The original amendment listed three exceptions to the restoration of voting rights: individuals convicted of murder or sexual offenses, and those who still owed “restitution” for damages connected with their offenses.
State legislators interpreted the last waiver broadly, to mean any fees and court costs incurred during the justice process. But opponents argued that amounted to a discriminatory and unconstitutional “poll tax” against poor Floridians—most of them African-American—who were saddled with escalating court costs far beyond their ability to pay.
The federal court agreed. In its October decision, it issued an injunction preventing the state from removing 17 individuals from the voter rolls who had already registered since the amendment, but still owed court costs. The individuals had been removed after the legislature passed what it called ”enabling” legislation to define the specific obligations ex-felons would have to meet before voting.
The plaintiffs argued that such “enabling” legislation was unnecessary. But many observers claimed the real reason for the legislation was the Republican-led body’s fear of a surge in new Democratic voters during the presidential elections next fall.
Volz discounted those arguments.
“People (who voted for Amendment 4) didn’t vote for a political party or an ideology,” Volz said, noting that he had campaigned successfully at pro-Trump rallies as well as at NAACP meetings.
“They were voting for a neighbor or a friend to do what was right, based on the fundamental idea that ‘when a debt is paid, it’s paid.’”
DeSantis, who had originally opposed the amendment, insisted it was his opponents who were trying to change the meaning of Amendment 4 by using the court process to “rewrite (its) scope and original intent.”
“The governor understands that protecting the integrity of our elections system is paramount and believes Floridians deserve greater clarification regarding the implementation of Amendment 4,” a spokeswomen for DeSantis said last week.
In the meantime, thousands of Floridians who met all the qualifications have already begun registering to vote.
“A few years ago, people wouldn’t tell anybody if they had a felony conviction,” said Volz. “Now they’re filing to run for office.”
Jim Crow Racism
But behind the skirmishing over Amendment 4 is a much deeper argument over whether Florida can resolve the “Jim Crow” racism that many believe is a stumbling block to wider reforms of its justice system.
Despite its changing demographics, the state has been a redoubt of “tough on crime” attitudes that have fallen most heavily on African-Americans, who make up the majority of the incarcerated population in the state and have made it the country’s third largest prison system.
“We have more prison guards than some states have prisoners,” said Robert Weissert of Florida TaxWatch, a nonprofit taxpayers’ organization.
Weissert said the rising costs of Florida’s justice system were one of the key reasons for increasing bipartisan public support for change.
One example, said Weissert, was the burgeoning population of inmates aged 50 or over whose health care needs were increasingly taxing the state’s budget.
His organization was among several from across the ideological spectrum in Florida advocating for conditional release for aging prisoners who no longer posed any threat to public safety.
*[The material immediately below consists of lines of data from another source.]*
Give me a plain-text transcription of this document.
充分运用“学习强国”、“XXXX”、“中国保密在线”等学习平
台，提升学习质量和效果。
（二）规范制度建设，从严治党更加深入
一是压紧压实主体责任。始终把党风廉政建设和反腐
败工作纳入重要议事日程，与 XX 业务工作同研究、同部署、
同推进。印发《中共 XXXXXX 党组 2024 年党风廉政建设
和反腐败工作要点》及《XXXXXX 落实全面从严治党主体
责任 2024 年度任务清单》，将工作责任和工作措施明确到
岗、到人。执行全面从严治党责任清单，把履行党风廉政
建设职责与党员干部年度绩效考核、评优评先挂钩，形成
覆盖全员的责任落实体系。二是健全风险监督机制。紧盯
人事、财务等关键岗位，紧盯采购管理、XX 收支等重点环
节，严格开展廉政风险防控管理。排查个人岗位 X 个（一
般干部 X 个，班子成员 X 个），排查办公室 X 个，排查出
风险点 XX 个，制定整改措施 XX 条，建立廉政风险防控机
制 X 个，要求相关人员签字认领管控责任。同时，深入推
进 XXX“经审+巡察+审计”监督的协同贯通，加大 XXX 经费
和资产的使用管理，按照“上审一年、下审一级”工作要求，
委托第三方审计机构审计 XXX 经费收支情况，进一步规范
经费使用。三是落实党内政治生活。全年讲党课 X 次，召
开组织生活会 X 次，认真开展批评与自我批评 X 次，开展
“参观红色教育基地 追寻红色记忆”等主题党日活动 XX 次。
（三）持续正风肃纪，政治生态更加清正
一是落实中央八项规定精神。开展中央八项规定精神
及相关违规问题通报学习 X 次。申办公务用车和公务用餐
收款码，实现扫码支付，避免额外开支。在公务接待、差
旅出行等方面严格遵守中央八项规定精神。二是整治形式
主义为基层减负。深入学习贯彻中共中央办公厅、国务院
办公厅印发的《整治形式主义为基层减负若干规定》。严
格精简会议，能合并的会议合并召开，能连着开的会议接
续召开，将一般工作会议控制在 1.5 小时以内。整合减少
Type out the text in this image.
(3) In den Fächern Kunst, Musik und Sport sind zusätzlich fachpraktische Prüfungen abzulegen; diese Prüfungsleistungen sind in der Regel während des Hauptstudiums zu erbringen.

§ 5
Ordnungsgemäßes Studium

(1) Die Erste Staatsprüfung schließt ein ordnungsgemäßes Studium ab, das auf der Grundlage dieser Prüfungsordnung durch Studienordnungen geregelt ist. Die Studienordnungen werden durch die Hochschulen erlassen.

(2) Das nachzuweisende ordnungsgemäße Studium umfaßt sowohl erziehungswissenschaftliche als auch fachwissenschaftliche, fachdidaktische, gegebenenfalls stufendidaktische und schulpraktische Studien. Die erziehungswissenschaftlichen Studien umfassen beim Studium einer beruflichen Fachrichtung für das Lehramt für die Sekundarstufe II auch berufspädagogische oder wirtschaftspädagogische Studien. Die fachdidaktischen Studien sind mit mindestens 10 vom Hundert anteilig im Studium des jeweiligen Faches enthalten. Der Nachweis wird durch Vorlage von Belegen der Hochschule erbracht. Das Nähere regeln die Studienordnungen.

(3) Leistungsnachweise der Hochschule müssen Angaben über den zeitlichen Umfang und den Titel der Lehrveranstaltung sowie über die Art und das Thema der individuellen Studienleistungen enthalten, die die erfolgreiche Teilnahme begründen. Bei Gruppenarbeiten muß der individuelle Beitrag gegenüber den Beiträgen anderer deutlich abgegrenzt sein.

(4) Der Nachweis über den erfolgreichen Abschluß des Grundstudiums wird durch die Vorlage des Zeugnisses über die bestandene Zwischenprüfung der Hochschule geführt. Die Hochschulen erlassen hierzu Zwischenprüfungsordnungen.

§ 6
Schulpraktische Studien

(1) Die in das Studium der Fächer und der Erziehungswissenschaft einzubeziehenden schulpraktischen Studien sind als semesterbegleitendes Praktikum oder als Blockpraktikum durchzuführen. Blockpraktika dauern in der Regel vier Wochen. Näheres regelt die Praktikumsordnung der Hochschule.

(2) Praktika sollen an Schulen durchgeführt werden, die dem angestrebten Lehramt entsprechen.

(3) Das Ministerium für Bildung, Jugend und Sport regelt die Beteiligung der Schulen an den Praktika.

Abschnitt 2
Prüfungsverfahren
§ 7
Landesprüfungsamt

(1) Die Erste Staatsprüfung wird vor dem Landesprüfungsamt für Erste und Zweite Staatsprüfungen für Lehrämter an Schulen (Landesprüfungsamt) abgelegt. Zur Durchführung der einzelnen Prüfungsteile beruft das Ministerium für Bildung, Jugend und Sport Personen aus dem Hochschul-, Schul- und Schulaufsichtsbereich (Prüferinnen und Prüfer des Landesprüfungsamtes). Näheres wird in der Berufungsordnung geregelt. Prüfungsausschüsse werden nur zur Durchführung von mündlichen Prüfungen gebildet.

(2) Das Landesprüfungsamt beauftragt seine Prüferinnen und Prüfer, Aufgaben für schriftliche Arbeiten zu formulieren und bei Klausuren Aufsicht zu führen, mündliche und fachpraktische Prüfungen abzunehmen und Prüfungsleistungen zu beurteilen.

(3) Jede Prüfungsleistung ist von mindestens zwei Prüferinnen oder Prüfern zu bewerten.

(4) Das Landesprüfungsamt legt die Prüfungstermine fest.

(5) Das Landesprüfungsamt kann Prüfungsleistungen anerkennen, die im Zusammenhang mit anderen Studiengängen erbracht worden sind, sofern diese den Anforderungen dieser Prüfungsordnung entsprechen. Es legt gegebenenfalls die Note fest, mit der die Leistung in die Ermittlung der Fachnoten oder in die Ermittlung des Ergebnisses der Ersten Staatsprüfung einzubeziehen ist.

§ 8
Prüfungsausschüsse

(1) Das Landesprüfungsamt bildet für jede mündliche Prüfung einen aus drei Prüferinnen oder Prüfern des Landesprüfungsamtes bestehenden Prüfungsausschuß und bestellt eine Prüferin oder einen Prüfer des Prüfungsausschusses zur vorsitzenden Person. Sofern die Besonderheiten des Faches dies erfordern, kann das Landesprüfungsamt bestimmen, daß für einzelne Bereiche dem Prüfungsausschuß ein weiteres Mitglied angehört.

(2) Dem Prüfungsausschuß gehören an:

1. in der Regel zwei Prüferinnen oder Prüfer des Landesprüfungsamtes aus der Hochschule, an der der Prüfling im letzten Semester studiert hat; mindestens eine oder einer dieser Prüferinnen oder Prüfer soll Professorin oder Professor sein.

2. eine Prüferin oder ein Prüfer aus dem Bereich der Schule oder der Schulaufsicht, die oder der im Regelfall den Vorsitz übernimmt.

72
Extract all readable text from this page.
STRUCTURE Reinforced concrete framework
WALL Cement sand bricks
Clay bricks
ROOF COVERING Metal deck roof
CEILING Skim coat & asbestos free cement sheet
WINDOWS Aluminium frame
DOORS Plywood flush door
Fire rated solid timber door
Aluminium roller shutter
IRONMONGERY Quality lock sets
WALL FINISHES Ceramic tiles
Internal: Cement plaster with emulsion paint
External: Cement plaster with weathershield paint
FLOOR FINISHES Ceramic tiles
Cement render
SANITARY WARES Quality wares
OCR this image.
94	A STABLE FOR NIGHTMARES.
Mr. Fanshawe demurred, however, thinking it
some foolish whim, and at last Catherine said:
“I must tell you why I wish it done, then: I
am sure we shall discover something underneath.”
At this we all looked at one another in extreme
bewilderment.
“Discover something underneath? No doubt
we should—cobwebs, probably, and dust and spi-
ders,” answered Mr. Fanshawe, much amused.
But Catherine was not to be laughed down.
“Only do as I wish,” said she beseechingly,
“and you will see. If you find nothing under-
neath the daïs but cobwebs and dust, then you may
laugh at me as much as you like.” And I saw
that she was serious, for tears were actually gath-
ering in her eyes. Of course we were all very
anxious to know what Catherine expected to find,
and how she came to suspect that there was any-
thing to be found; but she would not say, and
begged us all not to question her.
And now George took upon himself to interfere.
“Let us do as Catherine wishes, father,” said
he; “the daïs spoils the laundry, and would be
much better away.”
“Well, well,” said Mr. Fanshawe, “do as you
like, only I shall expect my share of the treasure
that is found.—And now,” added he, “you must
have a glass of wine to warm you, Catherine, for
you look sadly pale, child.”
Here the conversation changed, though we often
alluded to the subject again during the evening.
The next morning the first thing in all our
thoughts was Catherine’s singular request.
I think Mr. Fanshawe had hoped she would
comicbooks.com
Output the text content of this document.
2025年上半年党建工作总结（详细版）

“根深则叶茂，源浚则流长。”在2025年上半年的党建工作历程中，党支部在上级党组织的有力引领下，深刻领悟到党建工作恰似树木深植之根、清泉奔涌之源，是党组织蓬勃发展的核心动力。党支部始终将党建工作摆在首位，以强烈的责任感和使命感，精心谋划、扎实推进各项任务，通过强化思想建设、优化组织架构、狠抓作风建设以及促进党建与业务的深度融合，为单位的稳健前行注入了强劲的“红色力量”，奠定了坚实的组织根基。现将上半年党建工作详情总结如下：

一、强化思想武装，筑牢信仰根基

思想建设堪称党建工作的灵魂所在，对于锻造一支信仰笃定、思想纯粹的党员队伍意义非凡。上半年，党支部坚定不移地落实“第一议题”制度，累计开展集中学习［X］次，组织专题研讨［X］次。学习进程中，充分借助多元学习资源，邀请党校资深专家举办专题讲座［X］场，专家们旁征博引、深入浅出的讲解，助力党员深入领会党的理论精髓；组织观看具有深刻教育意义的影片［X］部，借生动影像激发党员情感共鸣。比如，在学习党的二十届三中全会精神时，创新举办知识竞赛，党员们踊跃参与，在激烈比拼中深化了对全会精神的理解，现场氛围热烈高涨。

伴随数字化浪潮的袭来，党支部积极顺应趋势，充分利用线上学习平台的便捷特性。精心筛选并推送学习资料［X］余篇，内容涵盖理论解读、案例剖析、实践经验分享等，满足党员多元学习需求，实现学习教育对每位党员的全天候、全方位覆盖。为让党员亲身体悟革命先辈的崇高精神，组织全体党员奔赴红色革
Weissert and Volz, were among a roster of speakers—including former incarcerees—who spoke at the University of Florida conference in Gainesville on the state’s “Path to Criminal Justice Reform.”
Sen. Keith Perry, a Republican who chairs Florida’s Senate Criminal Justice Committee, conceded that this year’s state legislative session had produced few of the systemic changes advocated by justice reformers.
“The big question,” he said, “is funding.”
Perry said the next 60-day legislative session, which begins in February, would be more productive—particularly in the area of sentencing reform.
The conference, attended by Florida journalists, was organized by the Center on Media, Crime and Justice at John Jay College (publisher of The Crime Report) in partnership with the Charles Koch Foundation.
“For far too long, we’ve let politics trump policy,” Weissert said. “We know the right thing to do. We just can’t do it.”
Stephen Handelman is editor of The Crime Report.